La France a franchi une nouvelle étape sur le dossier sensible des restitutions patrimoniales. La loi facilitant le retour des œuvres pillées pendant la colonisation a été promulguée par Emmanuel Macron et publiée au Journal officiel dans la nuit de samedi à dimanche. Selon Le Parisien, Le Monde et TV5Monde, le texte simplifie une procédure longtemps freinée par le principe d’inaliénabilité des collections publiques.
Le changement le plus important est juridique : le gouvernement pourra désormais faire sortir certaines œuvres du domaine public par décret, sans devoir faire voter une loi spécifique pour chaque restitution. Jusqu’ici, ce passage devant le Parlement ralentissait fortement les dossiers, même lorsque l’enjeu diplomatique ou historique était déjà largement reconnu.
Ce que la nouvelle loi change concrètement
Le texte encadre les biens culturels acquis entre le 20 novembre 1815 et le 23 avril 1972, veille de l’entrée en vigueur d’une convention de l’Unesco sur les transferts de propriétés culturelles. Il ne s’agit donc pas d’un mécanisme illimité, mais d’un cadre légal précis pour traiter des demandes ciblées.
La loi prévoit aussi une réserve importante : si l’œuvre concernée n’appartient pas directement à l’État mais à une autre personne morale de droit public, sa sortie du domaine public ne pourra être prononcée qu’avec l’accord de cette entité.
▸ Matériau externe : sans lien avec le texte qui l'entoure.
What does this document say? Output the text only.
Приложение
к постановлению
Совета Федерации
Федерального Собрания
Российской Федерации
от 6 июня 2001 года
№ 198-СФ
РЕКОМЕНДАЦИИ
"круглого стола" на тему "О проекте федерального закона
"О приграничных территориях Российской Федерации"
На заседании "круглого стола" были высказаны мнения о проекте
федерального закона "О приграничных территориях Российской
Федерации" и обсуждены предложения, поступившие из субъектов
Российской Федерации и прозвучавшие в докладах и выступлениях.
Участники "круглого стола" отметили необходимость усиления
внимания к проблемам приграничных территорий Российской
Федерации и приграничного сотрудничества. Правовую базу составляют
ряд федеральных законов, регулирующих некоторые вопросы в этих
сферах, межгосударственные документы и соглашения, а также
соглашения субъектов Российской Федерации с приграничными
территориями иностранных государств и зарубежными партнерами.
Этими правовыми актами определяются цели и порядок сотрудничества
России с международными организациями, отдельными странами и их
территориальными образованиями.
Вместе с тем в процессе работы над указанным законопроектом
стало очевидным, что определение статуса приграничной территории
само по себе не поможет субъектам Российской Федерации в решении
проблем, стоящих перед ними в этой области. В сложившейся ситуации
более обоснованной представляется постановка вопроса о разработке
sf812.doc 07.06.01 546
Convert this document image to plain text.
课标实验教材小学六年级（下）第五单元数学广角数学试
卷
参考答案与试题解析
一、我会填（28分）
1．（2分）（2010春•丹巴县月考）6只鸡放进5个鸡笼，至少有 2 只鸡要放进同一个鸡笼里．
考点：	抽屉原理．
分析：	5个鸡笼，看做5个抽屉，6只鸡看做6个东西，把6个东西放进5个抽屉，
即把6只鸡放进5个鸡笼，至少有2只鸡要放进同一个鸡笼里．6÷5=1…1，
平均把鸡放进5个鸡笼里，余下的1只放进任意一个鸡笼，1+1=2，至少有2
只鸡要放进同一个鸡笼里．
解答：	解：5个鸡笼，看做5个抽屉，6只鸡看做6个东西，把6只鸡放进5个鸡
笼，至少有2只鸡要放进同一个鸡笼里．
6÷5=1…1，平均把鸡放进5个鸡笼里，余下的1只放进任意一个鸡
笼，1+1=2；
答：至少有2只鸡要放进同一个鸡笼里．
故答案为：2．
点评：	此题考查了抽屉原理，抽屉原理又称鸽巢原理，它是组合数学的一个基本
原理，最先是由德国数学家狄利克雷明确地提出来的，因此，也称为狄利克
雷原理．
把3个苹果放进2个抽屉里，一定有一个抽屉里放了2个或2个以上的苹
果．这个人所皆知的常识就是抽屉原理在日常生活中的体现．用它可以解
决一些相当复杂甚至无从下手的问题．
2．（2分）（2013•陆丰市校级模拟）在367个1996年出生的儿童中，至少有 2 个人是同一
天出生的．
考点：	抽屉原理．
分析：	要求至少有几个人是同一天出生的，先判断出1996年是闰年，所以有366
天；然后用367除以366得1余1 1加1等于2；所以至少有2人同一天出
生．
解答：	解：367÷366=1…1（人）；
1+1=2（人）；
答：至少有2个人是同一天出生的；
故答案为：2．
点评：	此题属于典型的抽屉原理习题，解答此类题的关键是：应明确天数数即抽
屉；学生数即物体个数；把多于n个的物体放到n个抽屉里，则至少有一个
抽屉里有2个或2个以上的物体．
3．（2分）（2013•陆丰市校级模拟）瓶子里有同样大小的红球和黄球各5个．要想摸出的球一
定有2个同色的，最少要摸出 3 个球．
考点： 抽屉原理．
En clair, la procédure est allégée, mais elle ne devient pas automatique.
Une promesse politique devenue outil légal
Ce vote s’inscrit dans la continuité de l’engagement pris par Emmanuel Macron à Ouagadougou en 2017. Le président français avait alors promis d’ouvrir « une nouvelle page » dans les relations entre la France et les pays anciennement colonisés, en particulier sur la question des biens culturels emportés durant la période coloniale.
Depuis cette promesse, plusieurs restitutions symboliques ont déjà eu lieu, mais au prix de montages juridiques lourds. La France a notamment restitué les 26 trésors d’Abomey au Bénin, le sabre d’El Hadj Omar au Sénégal et, plus récemment, le Djidji Ayokwe, un « tambour parleur » rendu à la Côte d’Ivoire au début de l’année 2026.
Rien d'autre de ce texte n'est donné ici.